Mortgage Rates Modestly Higher as Paralysis Continues

Mortgage rates were slightly higher today, but remained well within the extremely narrow range that dominated the week.  Conforming, 30yr fixed best-execution remains at 4.25% with the losses being seen primarily in the form of higher closing costs or lower lender credit.

Wednesday’s commentary, Mortgage Rates Paralyzed by Uncertainty, noted that the government shutdown headlines were more of a diversion compared to what bond markets (which drive interest rates) are really interested in: the official employment data.  The shutdown was relevant, however, in that it prevented those numbers from being reported today!

This paved the way for the mortgage rate paralysis to continue right through the end of the week.  This phenomenon isn’t isolated to the mortgage world either.  The entire bond market (the Mortgage-backed securities that influence mortgage rates are part of this) has essentially ceased risking movement above or below clearly defined ranges.  Economists are lamenting the absence of data as precluding the decision-making process, and none of it is seen ending until the shutdown does.

That hasn’t been an altogether bad thing for the mortgage world.  While some loan processes have been affected, most are able to proceed.  Additionally, incessantly flat rates at the best levels in 3 months never hurts.  It also allows what had been a fairly brisk three weeks of improvement to catch its breath (which helps lenders margins stay tighter than they otherwise would be, and tighter margins are a net-benefit for rate sheets).

Bond markets will still be waiting on the employment data, which has yet to be rescheduled (and can’t be until the shutdown is over).  While this does help keep rates from moving too much, the movement that ensues may be abrupt–for better or worse.


Loan Originator Perspectives

“NFP canceled due to govt shutdown…no news, is no news.
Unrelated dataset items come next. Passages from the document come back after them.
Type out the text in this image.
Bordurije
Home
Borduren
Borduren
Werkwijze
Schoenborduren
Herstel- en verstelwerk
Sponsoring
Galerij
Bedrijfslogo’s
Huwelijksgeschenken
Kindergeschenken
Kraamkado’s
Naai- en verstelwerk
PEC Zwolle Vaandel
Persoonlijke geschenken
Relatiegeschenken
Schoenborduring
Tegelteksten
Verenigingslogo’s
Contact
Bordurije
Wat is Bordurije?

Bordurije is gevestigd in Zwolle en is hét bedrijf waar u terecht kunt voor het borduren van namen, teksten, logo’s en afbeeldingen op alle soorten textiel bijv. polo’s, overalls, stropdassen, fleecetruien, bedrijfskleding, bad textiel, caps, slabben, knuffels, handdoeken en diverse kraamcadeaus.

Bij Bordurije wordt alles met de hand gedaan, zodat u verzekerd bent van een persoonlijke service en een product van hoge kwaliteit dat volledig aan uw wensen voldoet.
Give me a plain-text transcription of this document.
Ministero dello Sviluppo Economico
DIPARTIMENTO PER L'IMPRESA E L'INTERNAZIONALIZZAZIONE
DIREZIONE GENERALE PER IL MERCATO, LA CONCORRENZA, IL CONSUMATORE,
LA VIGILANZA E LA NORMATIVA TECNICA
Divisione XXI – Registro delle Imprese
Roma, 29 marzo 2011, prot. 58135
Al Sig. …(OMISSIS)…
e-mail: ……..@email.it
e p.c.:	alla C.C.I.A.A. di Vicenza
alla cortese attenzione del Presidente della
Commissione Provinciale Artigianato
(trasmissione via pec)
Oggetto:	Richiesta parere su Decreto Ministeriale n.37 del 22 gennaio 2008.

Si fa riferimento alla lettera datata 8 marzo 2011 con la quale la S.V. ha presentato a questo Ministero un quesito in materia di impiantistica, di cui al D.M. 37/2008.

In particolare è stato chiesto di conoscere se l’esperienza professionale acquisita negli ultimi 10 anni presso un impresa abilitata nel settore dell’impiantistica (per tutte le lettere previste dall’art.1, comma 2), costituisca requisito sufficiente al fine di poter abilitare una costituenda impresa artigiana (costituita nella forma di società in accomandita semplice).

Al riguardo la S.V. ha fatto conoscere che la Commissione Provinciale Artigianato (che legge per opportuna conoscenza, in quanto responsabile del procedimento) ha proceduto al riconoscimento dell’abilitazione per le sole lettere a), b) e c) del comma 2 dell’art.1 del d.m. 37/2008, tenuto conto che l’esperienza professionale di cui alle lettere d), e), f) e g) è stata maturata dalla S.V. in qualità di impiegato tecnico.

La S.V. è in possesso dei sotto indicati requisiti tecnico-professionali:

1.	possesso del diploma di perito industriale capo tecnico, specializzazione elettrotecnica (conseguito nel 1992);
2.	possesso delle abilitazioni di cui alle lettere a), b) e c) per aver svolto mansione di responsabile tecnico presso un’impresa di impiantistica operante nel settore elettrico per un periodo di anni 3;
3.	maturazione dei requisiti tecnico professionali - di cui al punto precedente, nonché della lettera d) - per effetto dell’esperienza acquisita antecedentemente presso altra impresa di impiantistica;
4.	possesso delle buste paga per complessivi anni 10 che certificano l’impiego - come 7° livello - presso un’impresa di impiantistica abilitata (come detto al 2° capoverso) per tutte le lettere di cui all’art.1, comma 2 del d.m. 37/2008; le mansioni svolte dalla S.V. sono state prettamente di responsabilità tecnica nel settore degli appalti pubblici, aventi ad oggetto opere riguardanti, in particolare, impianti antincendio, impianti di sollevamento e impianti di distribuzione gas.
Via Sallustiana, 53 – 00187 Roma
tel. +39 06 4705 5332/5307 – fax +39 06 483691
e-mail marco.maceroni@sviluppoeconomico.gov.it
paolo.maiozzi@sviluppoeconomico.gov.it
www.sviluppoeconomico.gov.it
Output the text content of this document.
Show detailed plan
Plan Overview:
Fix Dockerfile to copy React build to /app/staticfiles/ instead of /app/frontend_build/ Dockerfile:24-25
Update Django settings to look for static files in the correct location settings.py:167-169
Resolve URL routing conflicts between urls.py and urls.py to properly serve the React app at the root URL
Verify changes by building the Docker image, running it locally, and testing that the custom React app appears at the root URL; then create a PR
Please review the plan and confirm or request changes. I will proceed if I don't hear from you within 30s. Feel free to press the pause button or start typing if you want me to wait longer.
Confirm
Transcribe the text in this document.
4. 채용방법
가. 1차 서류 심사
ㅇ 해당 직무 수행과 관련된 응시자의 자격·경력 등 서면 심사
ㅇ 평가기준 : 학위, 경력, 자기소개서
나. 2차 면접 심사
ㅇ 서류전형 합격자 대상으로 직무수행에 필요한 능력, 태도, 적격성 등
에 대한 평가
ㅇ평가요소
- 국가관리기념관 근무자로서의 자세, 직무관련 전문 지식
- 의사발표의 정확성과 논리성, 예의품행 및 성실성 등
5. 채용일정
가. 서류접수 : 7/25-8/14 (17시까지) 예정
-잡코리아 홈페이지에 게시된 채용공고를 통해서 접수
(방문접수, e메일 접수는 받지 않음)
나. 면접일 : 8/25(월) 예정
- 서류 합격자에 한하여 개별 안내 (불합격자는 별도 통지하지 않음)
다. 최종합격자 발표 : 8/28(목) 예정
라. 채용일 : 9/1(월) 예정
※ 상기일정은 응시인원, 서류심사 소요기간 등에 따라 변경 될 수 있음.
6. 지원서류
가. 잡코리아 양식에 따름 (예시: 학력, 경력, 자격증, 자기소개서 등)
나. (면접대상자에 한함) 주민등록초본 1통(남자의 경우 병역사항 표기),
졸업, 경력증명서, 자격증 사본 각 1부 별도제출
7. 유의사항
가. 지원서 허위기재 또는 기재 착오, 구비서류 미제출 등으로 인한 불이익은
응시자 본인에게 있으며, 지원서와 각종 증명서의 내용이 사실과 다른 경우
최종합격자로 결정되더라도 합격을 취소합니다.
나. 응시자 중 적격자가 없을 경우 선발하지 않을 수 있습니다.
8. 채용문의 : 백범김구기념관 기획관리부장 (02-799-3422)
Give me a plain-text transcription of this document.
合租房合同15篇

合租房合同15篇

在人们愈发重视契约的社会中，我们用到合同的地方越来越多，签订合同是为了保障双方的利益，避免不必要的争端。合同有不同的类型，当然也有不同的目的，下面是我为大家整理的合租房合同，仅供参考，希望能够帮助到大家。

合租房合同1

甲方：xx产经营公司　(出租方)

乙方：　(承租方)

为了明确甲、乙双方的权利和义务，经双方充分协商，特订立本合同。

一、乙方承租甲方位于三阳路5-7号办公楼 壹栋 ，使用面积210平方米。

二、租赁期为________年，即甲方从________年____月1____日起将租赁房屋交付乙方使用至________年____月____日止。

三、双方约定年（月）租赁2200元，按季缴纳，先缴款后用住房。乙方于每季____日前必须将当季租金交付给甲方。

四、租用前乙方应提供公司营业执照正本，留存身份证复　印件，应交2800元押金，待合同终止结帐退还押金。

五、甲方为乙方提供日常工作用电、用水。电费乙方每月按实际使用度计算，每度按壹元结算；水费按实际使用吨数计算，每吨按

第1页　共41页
Markets slightly weaker today, but remain resilient. Hope your Fall weekend is fabulous.  Things should be busier next week and rates should be moving more.” –Bob Van Gilder, Finance One Mortgage

“Non Farm Payroll report today had negligible impact on rates, probably
because Labor Department didn’t release it. Pricing tapered off this
afternoon, but stayed within recent ranges. Will be difficult for bond
markets to establish any positive momentum until the DC Drama is
resolved. Tempting to lock up gains, short term upside to floating
seems minimal.” –Ted Rood, Senior Originator, Wintrust Mortgage

“The week is ending on a down note for rates (in that they moved slightly higher). Bonds opened weaker and
moved lower in price throughout the day (higher in rate), but still remain in the current range
that has held up throughout the last week. No real cause for the
weakness, just range trading. I like floating over the weekend to see
if Monday we can test the other end of the range. ” –Victor Burek, Open Mortgage


Today’s Best-Execution Rates

  • 30YR FIXED – 4.25%
  • FHA/VA – 4.0-4.25%
  • 15 YEAR FIXED –  3.375-3.5%
  • 5 YEAR ARMS –  3.0-3.50% depending on the lender

Ongoing Lock/Float Considerations

  • Uncertainty over the Fed’s bond-buying plans is causing immense volatility in rates markets and generally leading rates quickly higher 
  • Expectations for “tapering” (a reduction in “QE3” asset purchases) mounted over the summer and September 18th was seen as the most likely day for a potential tapering announcement
  • But the Fed decided to keep a change in QE amounts on hold until the economy could more convincingly show that rising rates (which had been rising because markets expected the Fed to taper!) wouldn’t be too big an impediment to further improvement. 
  • That’s resulted in the first meaningful “pause” in the “rising rate environment” since it began in earnest in May, 2013.   This won’t necessarily be an ongoing move in the other direction, and we’re nowhere near May’s rates yet, but it’s a good opportunity to get back in the market if rising rates pushed you out sometime between now and then.
  • The extent to which that remains true relies on incoming economic data.  Strong data will increase the speculation that the next Fed meeting will contain a reduction in purchases
  • (As always, please keep in mind that our Best-Execution rate always pertains to a completely ideal scenario.  There are many reasons a quoted rate may differ from our average rates, and in those cases, assuming you’re following along on a day to day basis, simply use the Best-Ex levels we quote as a baseline to track potential movement in your quoted rate).